Gautier, doux enchanteur à la parole fière,
Habile à susciter les contours précieux
Des apparitions qui flottaient dans tes yeux,
Tu fis avec bonté ton œuvre de lumière.

Le royal talisman, le prompt évocateur,
Le Verbe arma la bouche abondante en images;
Mieux que l’anneau mystique et la verge des Mages
La parole servit ton vouloir créateur.

La parole est divine et contient toutes choses.
Heureux qui, pour fixer son rêve intérieur,
Employa sans faillir la forme et la lueur
Dans le cristal des sons fatalement encloses!

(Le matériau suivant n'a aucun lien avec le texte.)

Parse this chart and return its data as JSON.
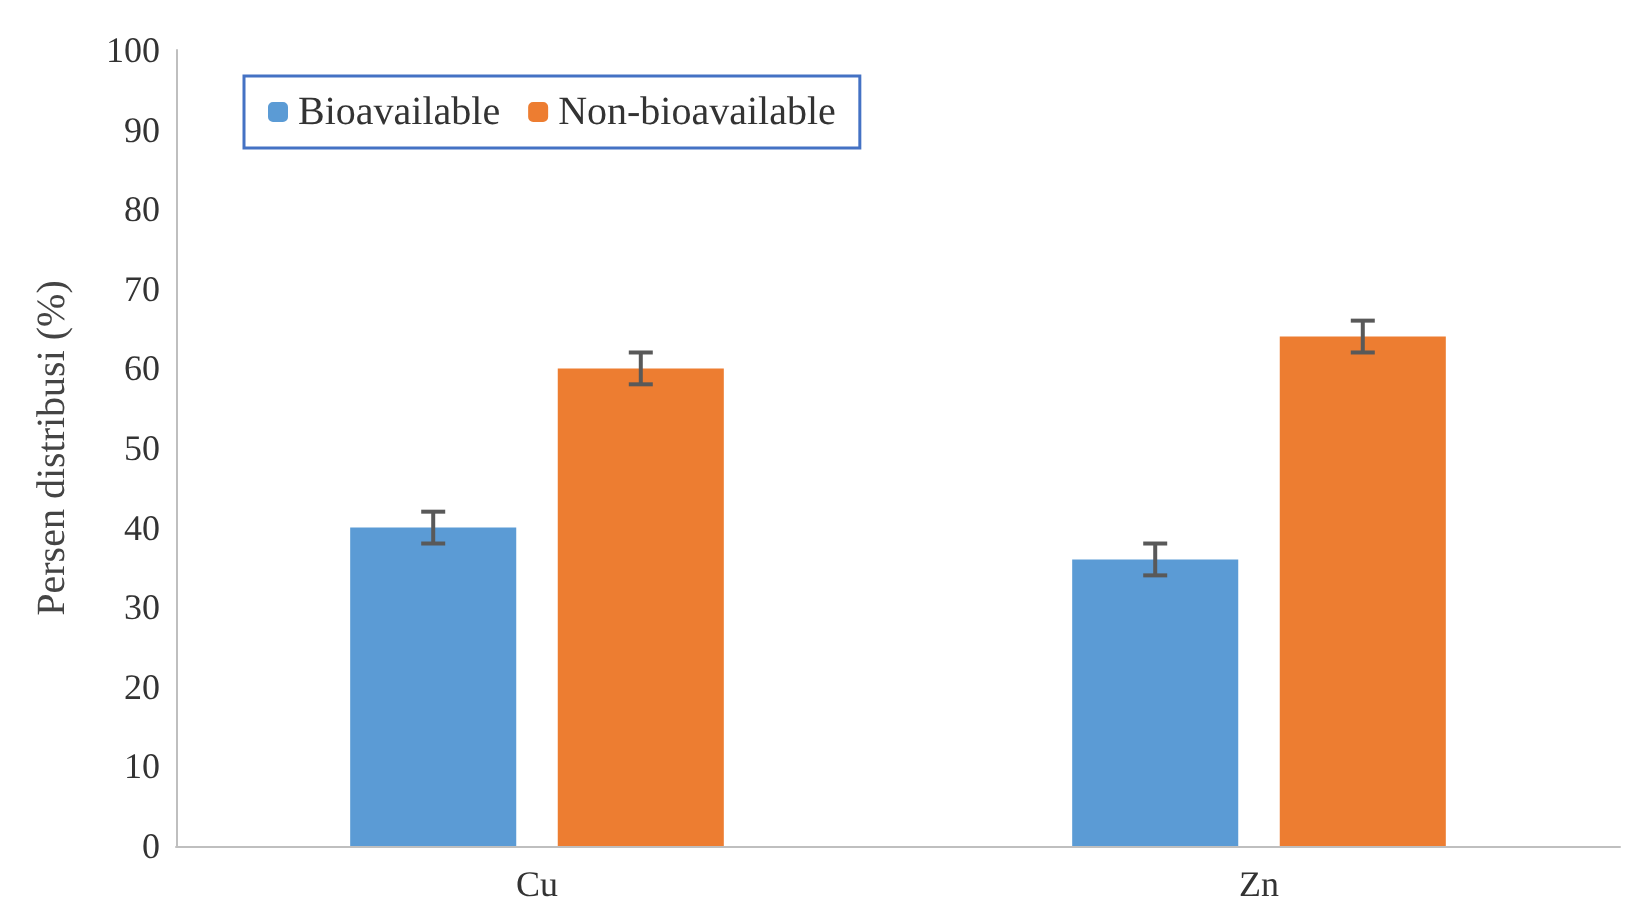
{
  "chart_data": {
    "type": "bar",
    "ylabel": "Persen distribusi (%)",
    "categories": [
      "Cu",
      "Zn"
    ],
    "series": [
      {
        "name": "Bioavailable",
        "color": "#5b9bd5",
        "values": [
          40,
          36
        ],
        "errors": [
          2,
          2
        ]
      },
      {
        "name": "Non-bioavailable",
        "color": "#ed7d31",
        "values": [
          60,
          64
        ],
        "errors": [
          2,
          2
        ]
      }
    ],
    "ylim": [
      0,
      100
    ],
    "yticks": [
      0,
      10,
      20,
      30,
      40,
      50,
      60,
      70,
      80,
      90,
      100
    ],
    "grid": false,
    "legend": "top left"
  }
}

Heureux qui fit couler, à flots, de son pressoir,
Comme un vin d’Engaddi, les mots dont on s’enivre,
Et qui, pour célébrer le triomphe de vivre,
De rythmes parfumés remplit son encensoir.

Heureux qui, comme Adam, entre les quatre fleuves,
Sut nommer par leur nom les choses qu’il sut voir,
Et de qui l’écriture est un puissant miroir
Fidèle à les garder immortellement neuves!

Car après que cet homme a fini ses travaux
Et que les belles mains de la Tristesse calme
Ont posé fermement la couronne et la palme
Sur sa bière livrée aux lents et noirs chevaux,

Il vit épars en nous sur la terre chérie;
Son essence à nos yeux charmés, en songes clairs,
En chastes visions, dans la douceur des airs
Flotte, et l’heure présente en est toute fleurie.

Il se mêle, subtil, au jour que nous voyons,
Et vient nous affranchir du temps et de l’espace;
Un frisson glorieux saisit nos cœurs, où passe
Son Ame dispersée en ses créations.

Son souffle sibyllin autour de nous fait natre
Un astre enchanté, plein de suaves couleurs,
De parfums, de regards, de sourires, de pleurs,
Et multiplie en nous la joie immense d’être.

Que pour nous l’univers se baigne tout entier
Des effluves charmants de la pensée humaine!
Que sur tous les chemins où le destin nous mêne
Tes apparitions se lèvent, ô Gautier!